Courts need to understand laser dangers - pilots


The courts need to deal harshly with people who shine lasers at aircraft to act as a deterrent, the Air Line Pilots' Association (ALPA) says.

The comment comes after laser strikes on planes in Auckland and Wellington over the past 24 hours, which could push such incidents to record levels this year.

A number of international flights at Auckland Airport were targeted on Friday morning, as well as a helicopter in Auckland and flight between Hamilton and Wellington between 8pm and 9pm on Tuesday.

ALPA president Tim Robinson, who has experienced the "disorienting" act first-hand, says judges need to understand how dangerous the crime is.

"We think our judges have to be aware this is a serious flight safety risk and the sentences should be appropriate to the risk these folk are taking."

Those charged with such offences under the Civil Aviation Act face a maximum of two years in prison or a fine of $10,000.

Offenders can also be charged under the Crimes Act for endangering transport, which carries a maximum of 14 years in prison.

But Mr Robinson says those kinds of sentences aren't being handed down.

"It's like someone shining a torch straight in your eye. The laser hits the flight deck windows, it diffuses, and depending on the colour of the laser you've got this massive green or red light throughout the flight deck.

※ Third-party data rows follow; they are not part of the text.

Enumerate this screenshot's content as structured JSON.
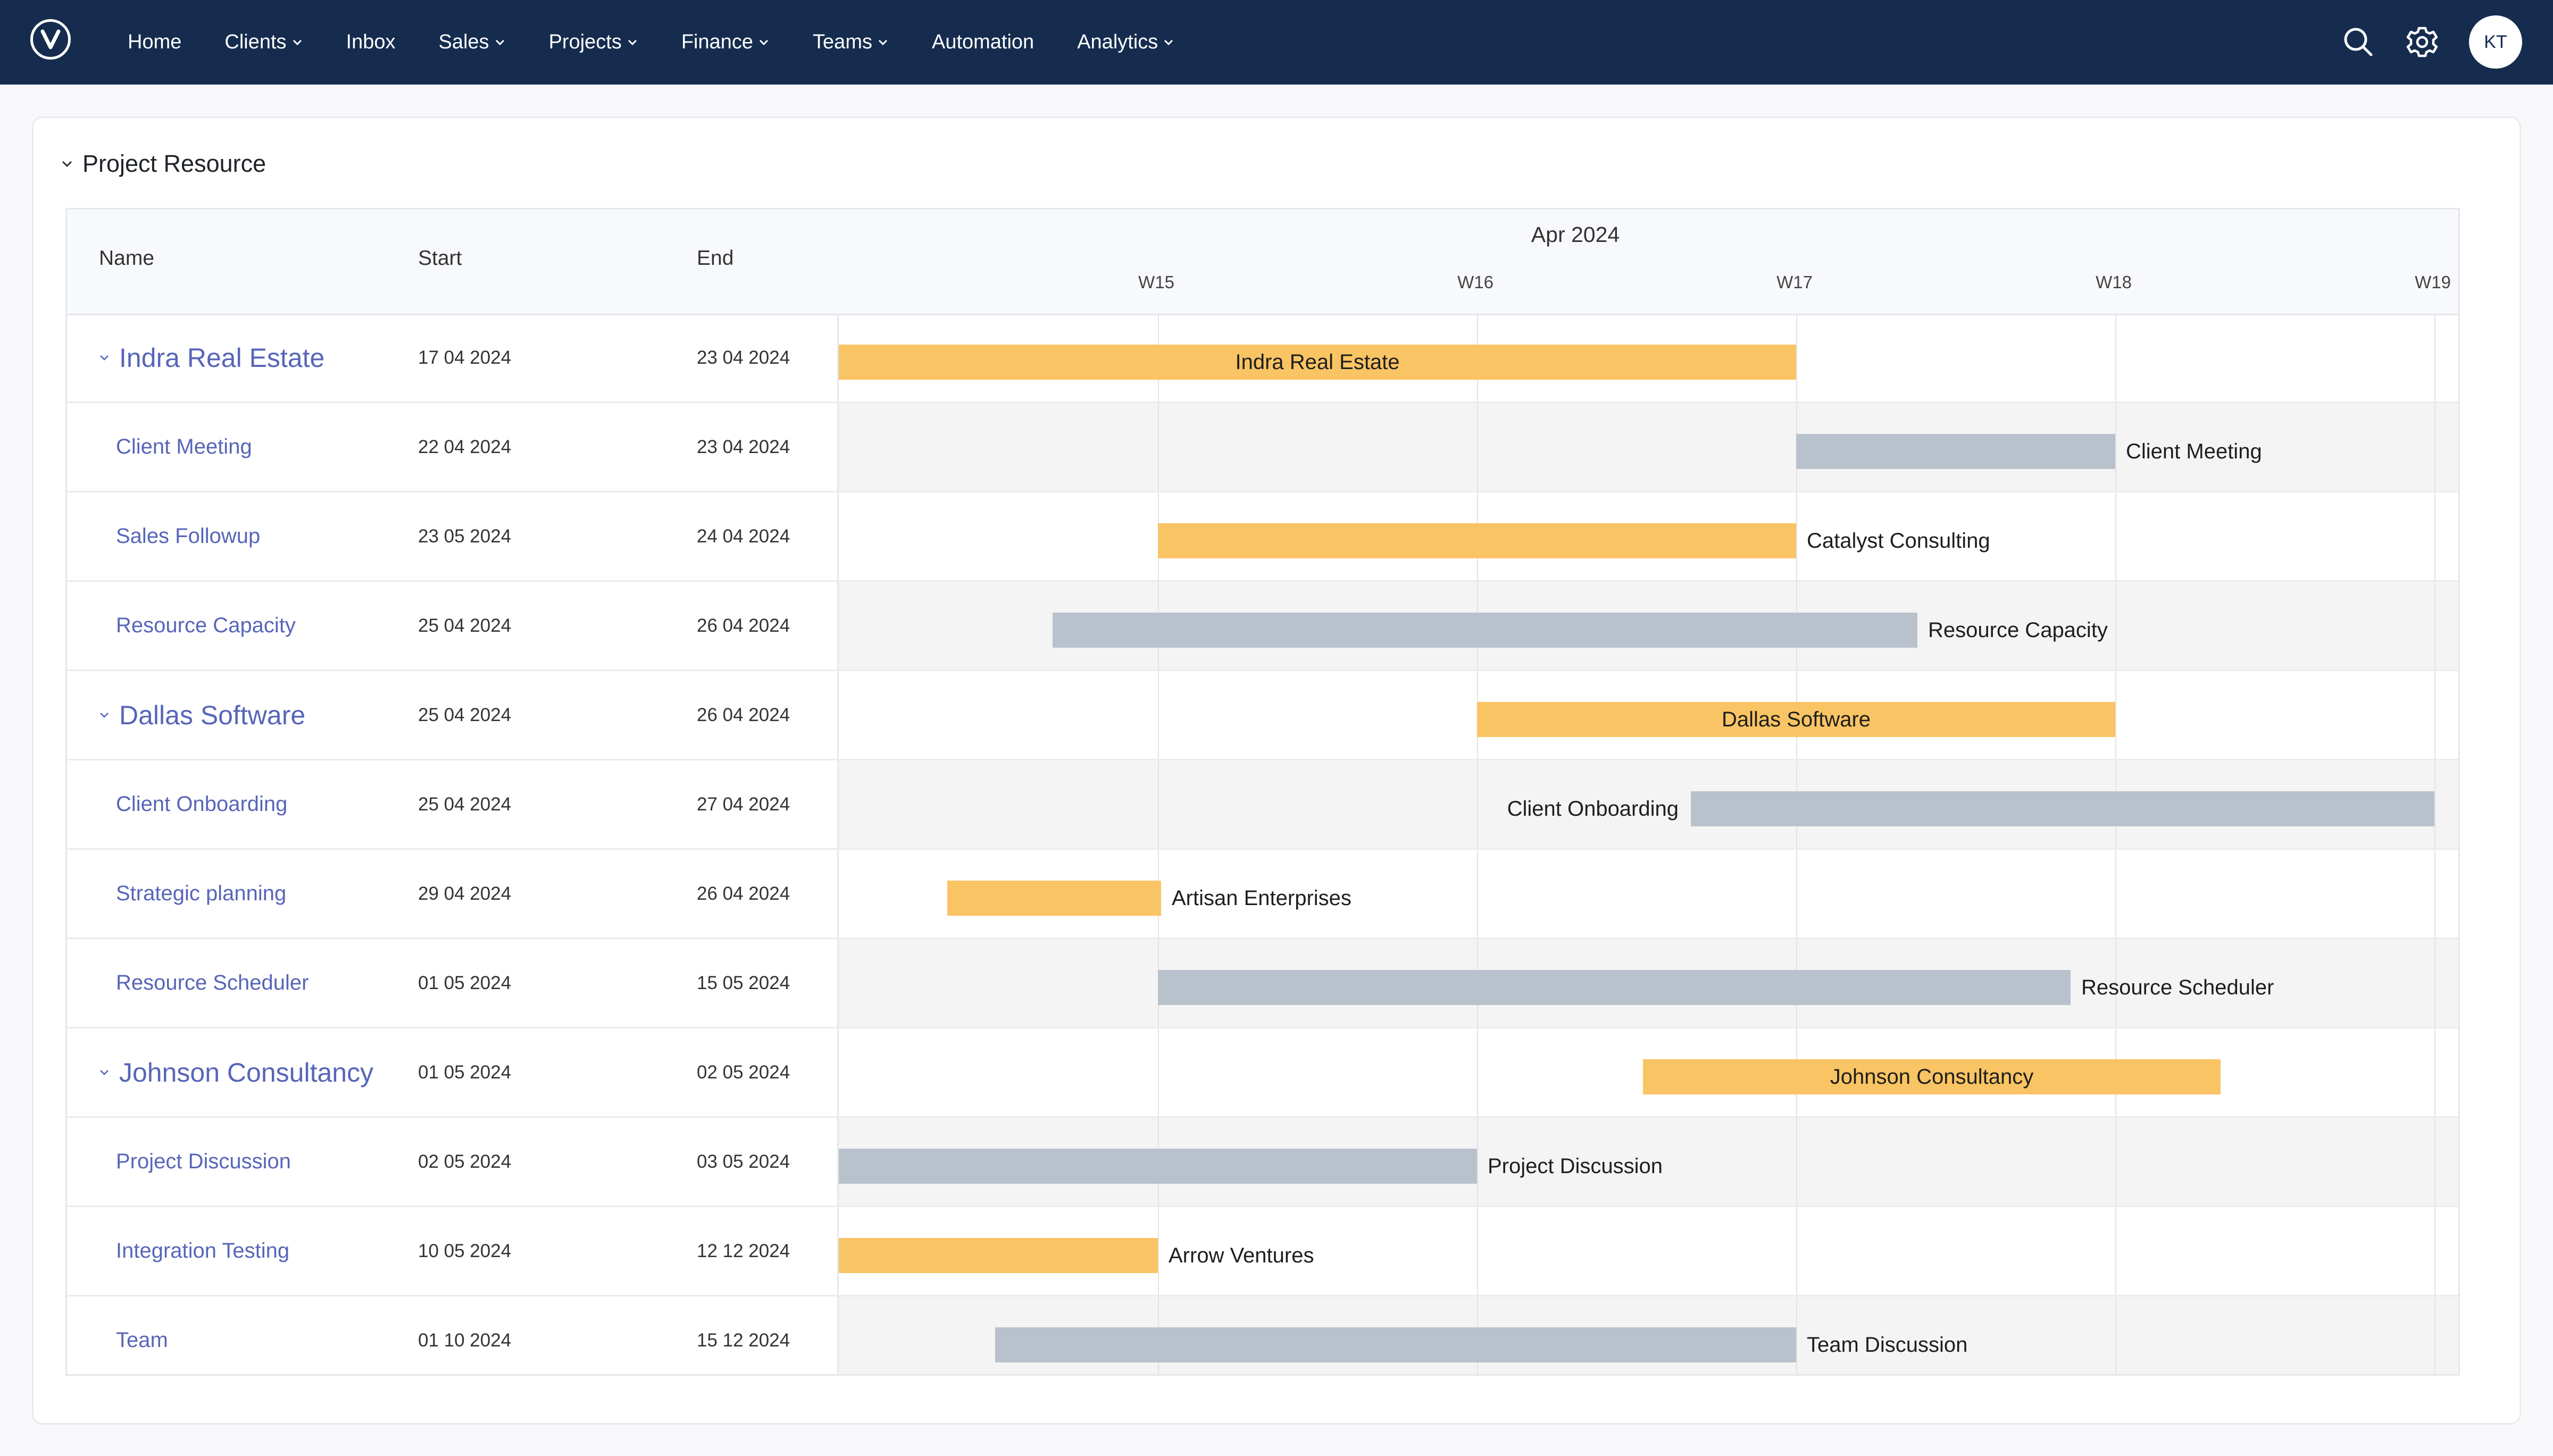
{
  "nav": {
    "items": [
      {
        "label": "Home",
        "dropdown": false
      },
      {
        "label": "Clients",
        "dropdown": true
      },
      {
        "label": "Inbox",
        "dropdown": false
      },
      {
        "label": "Sales",
        "dropdown": true
      },
      {
        "label": "Projects",
        "dropdown": true
      },
      {
        "label": "Finance",
        "dropdown": true
      },
      {
        "label": "Teams",
        "dropdown": true
      },
      {
        "label": "Automation",
        "dropdown": false
      },
      {
        "label": "Analytics",
        "dropdown": true
      }
    ],
    "avatar_initials": "KT",
    "icons": [
      "logo-icon",
      "search-icon",
      "gear-icon"
    ]
  },
  "card": {
    "title": "Project Resource"
  },
  "gantt": {
    "columns": {
      "name": "Name",
      "start": "Start",
      "end": "End"
    },
    "month": "Apr 2024",
    "weeks": [
      "W15",
      "W16",
      "W17",
      "W18",
      "W19"
    ],
    "rows": [
      {
        "name": "Indra Real Estate",
        "start": "17 04 2024",
        "end": "23 04 2024",
        "parent": true,
        "color": "gold",
        "bar_start": 0.0,
        "bar_end": 3.0,
        "label": "Indra Real Estate",
        "label_pos": "inside"
      },
      {
        "name": "Client Meeting",
        "start": "22 04 2024",
        "end": "23 04 2024",
        "parent": false,
        "color": "grey",
        "bar_start": 3.0,
        "bar_end": 4.0,
        "label": "Client Meeting",
        "label_pos": "right"
      },
      {
        "name": "Sales Followup",
        "start": "23 05 2024",
        "end": "24 04 2024",
        "parent": false,
        "color": "gold",
        "bar_start": 1.0,
        "bar_end": 3.0,
        "label": "Catalyst Consulting",
        "label_pos": "right"
      },
      {
        "name": "Resource Capacity",
        "start": "25 04 2024",
        "end": "26 04 2024",
        "parent": false,
        "color": "grey",
        "bar_start": 0.67,
        "bar_end": 3.38,
        "label": "Resource Capacity",
        "label_pos": "right"
      },
      {
        "name": "Dallas Software",
        "start": "25 04 2024",
        "end": "26 04 2024",
        "parent": true,
        "color": "gold",
        "bar_start": 2.0,
        "bar_end": 4.0,
        "label": "Dallas Software",
        "label_pos": "inside"
      },
      {
        "name": "Client Onboarding",
        "start": "25 04 2024",
        "end": "27 04 2024",
        "parent": false,
        "color": "grey",
        "bar_start": 2.67,
        "bar_end": 5.0,
        "label": "Client Onboarding",
        "label_pos": "left"
      },
      {
        "name": "Strategic planning",
        "start": "29 04 2024",
        "end": "26 04 2024",
        "parent": false,
        "color": "gold",
        "bar_start": 0.34,
        "bar_end": 1.01,
        "label": "Artisan Enterprises",
        "label_pos": "right"
      },
      {
        "name": "Resource Scheduler",
        "start": "01 05 2024",
        "end": "15 05 2024",
        "parent": false,
        "color": "grey",
        "bar_start": 1.0,
        "bar_end": 3.86,
        "label": "Resource Scheduler",
        "label_pos": "right"
      },
      {
        "name": "Johnson Consultancy",
        "start": "01 05 2024",
        "end": "02 05 2024",
        "parent": true,
        "color": "gold",
        "bar_start": 2.52,
        "bar_end": 4.33,
        "label": "Johnson Consultancy",
        "label_pos": "inside"
      },
      {
        "name": "Project Discussion",
        "start": "02 05 2024",
        "end": "03 05 2024",
        "parent": false,
        "color": "grey",
        "bar_start": 0.0,
        "bar_end": 2.0,
        "label": "Project Discussion",
        "label_pos": "right"
      },
      {
        "name": "Integration Testing",
        "start": "10 05 2024",
        "end": "12 12 2024",
        "parent": false,
        "color": "gold",
        "bar_start": 0.0,
        "bar_end": 1.0,
        "label": "Arrow Ventures",
        "label_pos": "right"
      },
      {
        "name": "Team",
        "start": "01 10 2024",
        "end": "15 12 2024",
        "parent": false,
        "color": "grey",
        "bar_start": 0.49,
        "bar_end": 3.0,
        "label": "Team Discussion",
        "label_pos": "right"
      }
    ]
  }
}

"It is incredibly confusing for the pilots and it can put them off the safe operation of the aircraft."

If they're distracted enough, people could die because take-off and landing are the most common times for lasers to hit the cockpit.

He thinks laser strikes on the rise, but with importing high-powered lasers now banned there should be fewer incidences.

The latest strikes have been condemned by the E tu union, calling them "irresponsible and potentially lethal".

E tu director of organising aviation, Kelvin Ellis, says pilots on the Wellington flight were temporarily blinded. The flight landed safely, but the result "could have been catastrophic".

Mr Ellis says landing in Wellington is difficult enough without having to think about the threat of laser strikes.

The Civil Aviation Authority says there have already been 108 laser strikes on aircraft this year - which is already more than the 99 all of last year.

A man was arrested on Thursday night after failing to show up at his sentencing for pointing a laser at a plane landing in Christchurch earlier this year.

The Ministry of Health introduced legislation in 2013 to impose controls on the importation and use of high-powered laser pointers.